In my previous post, I talked about the tightness and value of B/X from a purely gamist point of view, and how its rules setup makes some elements of setting design a bit difficult when considered from the perspective of realism (or at least, verisimilitude). The biggest element of this is race-as-class, which has some odd implications in terms of the "monster" lists; there are no 0-level dwarves, elves, or halflings (as there are "Normal Men"), so should the DM and/or players assume that every elf they meet - from the mighty Lord-Wizard (or Lady-Maga) to the humble giant-mushroom gardener - can use any weapon, wear any armor, and cast a 1st-level arcane spell?
JB of B/X Blackrazor has talked about how this idea tends to restrict play to focus on characters as archetypes rather than special snowflakes. This can certainly be a good thing, depending on the kind of campaign one is running, but I've been trying to nudge my players out of their usual goofy, jokey idea of the game into one where they can become emotionally invested - where things like wonder can genuinely happen, even in a world where humans can shoot magic homing arrows out of their fingertips.
I was reading through the recent posts on Playing D&D With Porn Stars (NSFW in places, obviously) when I came across this article, submitted by a different author for a contest. The first mini-article talks about how all fantasy elves since Tolkien (and even more so since D&D) are essentially the same; when one imagines an elf, one usually imagines Legolas; older viewers might (gods help you) think of Crow from Hawk the Slayer. But is that what one is aiming for?
I've spent the past few weeks working, as school permits, on some more detailed ethnic breakdowns for my campaign world. Before the Kingdom took over a third of the Continent, there were at least five very different cultures of humans; some of them still survive in rural areas, but for the most part they have been absorbed into one cosmopolitan whole (much like the way that there's not much difference between Southerners, New Englanders, Midwesterners, and Pacific Northwesterners when you look at the larger cities). Polar humans are still functionally human, and have the same set of capabilities as Steppe or Occidental humans, but there are subtle cultural distinctions that separate them in relatively minor ways.

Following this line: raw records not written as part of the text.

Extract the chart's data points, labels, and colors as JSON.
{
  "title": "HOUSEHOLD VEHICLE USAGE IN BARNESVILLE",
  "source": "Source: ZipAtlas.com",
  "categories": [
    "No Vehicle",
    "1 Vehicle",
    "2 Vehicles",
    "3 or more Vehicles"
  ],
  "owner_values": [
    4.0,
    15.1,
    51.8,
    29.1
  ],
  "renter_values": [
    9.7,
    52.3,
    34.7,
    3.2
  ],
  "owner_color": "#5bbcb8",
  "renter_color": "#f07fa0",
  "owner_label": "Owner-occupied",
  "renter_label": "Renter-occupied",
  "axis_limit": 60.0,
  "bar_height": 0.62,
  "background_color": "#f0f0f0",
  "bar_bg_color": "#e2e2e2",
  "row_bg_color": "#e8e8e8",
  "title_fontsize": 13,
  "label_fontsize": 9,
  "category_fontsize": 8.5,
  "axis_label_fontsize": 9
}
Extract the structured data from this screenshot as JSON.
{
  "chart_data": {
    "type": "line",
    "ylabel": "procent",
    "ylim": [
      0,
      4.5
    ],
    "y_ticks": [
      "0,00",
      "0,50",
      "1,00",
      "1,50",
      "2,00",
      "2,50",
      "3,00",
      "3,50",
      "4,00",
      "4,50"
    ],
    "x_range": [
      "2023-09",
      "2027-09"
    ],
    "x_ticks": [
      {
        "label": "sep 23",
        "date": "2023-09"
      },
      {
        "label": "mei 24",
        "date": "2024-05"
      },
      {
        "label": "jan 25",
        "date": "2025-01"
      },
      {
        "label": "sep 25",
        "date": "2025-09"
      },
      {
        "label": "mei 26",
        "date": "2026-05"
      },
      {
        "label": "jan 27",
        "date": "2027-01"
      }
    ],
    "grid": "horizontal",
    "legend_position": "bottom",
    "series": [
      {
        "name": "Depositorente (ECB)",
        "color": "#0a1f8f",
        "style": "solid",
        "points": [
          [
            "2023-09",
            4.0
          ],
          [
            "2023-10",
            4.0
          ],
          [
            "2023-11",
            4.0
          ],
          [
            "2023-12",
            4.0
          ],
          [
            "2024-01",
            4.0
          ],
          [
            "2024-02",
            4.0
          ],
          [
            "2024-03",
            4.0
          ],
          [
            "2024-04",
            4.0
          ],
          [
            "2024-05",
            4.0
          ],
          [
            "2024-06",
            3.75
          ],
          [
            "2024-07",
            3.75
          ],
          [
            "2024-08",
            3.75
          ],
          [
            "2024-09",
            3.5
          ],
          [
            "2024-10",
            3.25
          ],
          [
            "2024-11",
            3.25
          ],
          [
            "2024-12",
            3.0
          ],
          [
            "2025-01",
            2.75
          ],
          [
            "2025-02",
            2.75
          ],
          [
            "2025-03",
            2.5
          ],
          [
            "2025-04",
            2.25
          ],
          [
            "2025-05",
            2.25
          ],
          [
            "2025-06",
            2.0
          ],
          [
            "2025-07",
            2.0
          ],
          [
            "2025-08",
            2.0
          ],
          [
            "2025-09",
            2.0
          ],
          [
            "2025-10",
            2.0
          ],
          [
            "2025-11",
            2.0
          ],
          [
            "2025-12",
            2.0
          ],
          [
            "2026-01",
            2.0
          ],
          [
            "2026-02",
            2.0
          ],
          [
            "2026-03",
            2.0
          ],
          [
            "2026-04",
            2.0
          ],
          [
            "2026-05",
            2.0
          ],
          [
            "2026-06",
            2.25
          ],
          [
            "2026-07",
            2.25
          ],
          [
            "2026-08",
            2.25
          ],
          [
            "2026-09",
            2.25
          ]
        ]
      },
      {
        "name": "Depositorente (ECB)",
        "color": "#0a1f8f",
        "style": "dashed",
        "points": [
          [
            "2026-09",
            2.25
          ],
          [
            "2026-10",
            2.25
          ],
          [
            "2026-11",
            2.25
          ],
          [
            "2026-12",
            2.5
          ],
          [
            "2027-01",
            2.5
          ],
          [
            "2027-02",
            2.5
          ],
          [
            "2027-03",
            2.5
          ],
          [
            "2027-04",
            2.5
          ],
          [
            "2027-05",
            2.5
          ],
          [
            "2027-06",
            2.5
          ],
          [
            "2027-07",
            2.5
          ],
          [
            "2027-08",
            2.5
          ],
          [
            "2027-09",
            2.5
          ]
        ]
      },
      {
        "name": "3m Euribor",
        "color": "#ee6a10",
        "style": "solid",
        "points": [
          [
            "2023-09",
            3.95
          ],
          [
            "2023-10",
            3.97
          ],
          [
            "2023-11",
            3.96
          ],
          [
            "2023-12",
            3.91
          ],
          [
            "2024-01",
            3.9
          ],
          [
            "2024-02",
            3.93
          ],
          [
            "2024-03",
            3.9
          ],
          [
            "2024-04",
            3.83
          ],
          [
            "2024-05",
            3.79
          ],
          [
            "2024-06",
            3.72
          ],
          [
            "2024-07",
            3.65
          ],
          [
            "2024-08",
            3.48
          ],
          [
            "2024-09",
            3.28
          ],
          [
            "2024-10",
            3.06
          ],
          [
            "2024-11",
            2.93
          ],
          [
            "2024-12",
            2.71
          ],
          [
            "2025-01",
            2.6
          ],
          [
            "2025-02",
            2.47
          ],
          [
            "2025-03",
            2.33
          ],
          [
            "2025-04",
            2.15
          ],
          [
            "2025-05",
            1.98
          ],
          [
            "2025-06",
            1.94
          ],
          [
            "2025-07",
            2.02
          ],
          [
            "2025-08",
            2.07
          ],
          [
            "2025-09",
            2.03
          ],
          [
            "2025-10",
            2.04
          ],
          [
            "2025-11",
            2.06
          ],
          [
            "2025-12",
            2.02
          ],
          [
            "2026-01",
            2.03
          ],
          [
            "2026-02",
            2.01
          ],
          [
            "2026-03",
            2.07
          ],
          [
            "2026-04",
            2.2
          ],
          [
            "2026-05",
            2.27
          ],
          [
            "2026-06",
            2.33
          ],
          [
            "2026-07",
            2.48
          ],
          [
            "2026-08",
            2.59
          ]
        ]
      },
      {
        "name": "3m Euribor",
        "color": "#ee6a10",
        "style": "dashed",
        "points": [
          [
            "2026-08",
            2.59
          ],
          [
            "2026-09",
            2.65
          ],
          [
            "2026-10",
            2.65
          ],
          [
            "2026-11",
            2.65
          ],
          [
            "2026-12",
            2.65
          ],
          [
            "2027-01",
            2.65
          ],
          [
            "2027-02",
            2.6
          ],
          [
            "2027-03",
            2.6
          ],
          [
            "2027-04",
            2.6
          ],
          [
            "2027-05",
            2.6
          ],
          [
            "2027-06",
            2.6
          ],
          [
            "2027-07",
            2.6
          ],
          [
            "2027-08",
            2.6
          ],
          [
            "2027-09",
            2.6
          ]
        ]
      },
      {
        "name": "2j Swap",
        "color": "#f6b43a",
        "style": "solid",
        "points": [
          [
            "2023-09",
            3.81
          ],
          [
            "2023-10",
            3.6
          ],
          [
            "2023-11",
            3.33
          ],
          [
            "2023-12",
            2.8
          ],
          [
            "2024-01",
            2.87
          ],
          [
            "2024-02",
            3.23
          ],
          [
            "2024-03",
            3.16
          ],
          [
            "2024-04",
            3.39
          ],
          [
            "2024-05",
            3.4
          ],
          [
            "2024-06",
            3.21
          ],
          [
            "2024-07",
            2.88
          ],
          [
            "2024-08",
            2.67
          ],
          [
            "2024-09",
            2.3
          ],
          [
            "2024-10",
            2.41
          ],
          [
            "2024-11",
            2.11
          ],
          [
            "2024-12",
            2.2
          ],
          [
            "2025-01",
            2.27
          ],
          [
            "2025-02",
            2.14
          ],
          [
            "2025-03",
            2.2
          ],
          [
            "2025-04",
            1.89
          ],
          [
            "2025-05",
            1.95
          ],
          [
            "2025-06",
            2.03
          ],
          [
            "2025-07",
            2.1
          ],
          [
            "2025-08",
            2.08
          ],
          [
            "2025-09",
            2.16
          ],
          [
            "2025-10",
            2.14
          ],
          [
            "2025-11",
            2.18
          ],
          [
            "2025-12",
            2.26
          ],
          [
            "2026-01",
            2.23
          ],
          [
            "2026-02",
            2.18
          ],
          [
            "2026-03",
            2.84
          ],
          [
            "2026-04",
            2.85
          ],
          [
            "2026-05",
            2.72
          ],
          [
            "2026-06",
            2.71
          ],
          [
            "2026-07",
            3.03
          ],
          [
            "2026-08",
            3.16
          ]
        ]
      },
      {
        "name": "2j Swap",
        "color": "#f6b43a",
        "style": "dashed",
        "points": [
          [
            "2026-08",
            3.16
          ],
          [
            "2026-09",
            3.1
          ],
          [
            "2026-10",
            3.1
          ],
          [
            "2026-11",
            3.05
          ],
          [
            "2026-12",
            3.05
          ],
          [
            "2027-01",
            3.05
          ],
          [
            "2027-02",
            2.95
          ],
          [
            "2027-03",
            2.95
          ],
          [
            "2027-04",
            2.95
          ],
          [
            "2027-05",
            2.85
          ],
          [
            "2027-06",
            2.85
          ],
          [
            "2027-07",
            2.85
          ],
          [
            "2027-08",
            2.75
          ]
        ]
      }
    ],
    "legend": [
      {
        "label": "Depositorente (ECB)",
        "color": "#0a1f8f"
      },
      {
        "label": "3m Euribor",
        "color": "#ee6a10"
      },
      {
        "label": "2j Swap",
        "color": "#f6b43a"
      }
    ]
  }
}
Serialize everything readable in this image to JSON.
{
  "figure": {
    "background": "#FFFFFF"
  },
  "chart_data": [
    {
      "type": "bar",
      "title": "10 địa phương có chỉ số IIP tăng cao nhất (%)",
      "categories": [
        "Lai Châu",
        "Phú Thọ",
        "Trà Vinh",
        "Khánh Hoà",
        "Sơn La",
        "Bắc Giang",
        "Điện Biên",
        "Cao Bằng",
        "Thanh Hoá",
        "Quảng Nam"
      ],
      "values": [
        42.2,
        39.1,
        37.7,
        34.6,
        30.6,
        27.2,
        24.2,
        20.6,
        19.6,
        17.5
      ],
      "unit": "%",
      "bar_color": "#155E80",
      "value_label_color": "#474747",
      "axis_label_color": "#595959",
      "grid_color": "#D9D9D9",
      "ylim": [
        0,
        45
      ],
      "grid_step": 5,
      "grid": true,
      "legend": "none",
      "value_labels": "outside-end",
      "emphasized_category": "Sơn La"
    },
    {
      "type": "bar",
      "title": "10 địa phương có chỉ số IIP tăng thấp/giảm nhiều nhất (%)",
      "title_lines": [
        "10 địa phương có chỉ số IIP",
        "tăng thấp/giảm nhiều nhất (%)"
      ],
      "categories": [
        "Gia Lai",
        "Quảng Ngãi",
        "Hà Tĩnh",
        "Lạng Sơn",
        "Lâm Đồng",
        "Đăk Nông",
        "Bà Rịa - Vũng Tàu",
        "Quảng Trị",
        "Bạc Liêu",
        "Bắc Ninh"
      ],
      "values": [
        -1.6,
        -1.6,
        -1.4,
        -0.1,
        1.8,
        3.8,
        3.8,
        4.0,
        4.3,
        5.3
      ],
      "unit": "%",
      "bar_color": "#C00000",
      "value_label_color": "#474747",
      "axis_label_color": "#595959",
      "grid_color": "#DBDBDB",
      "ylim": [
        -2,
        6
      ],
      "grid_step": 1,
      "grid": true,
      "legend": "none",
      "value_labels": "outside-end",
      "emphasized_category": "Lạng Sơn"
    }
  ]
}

I've also been doing this for the other sentient races. Orcs are no longer monolithic; I have a tribe of extreme Lawful orcs (somewhat based on the samurai), a tribe of basically Neutral ones (who mostly want to be left alone, or at least to be rewarded for their time and labor), and a tribe of extremely Chaotic ones (who are inherently evil, but it's not genetic - they've developed neurological disorders from their habit of cannibalism). Slowly, I've been doing the same thing for dwarves, elves, gnomes, goblins, halflings, hobgoblins, etc.
The challenge now is to convey this information to my players without forcing them to slog through the 25 AES Census and History of the Kingdom. My next set of adventures should help, if I have a chance to run them.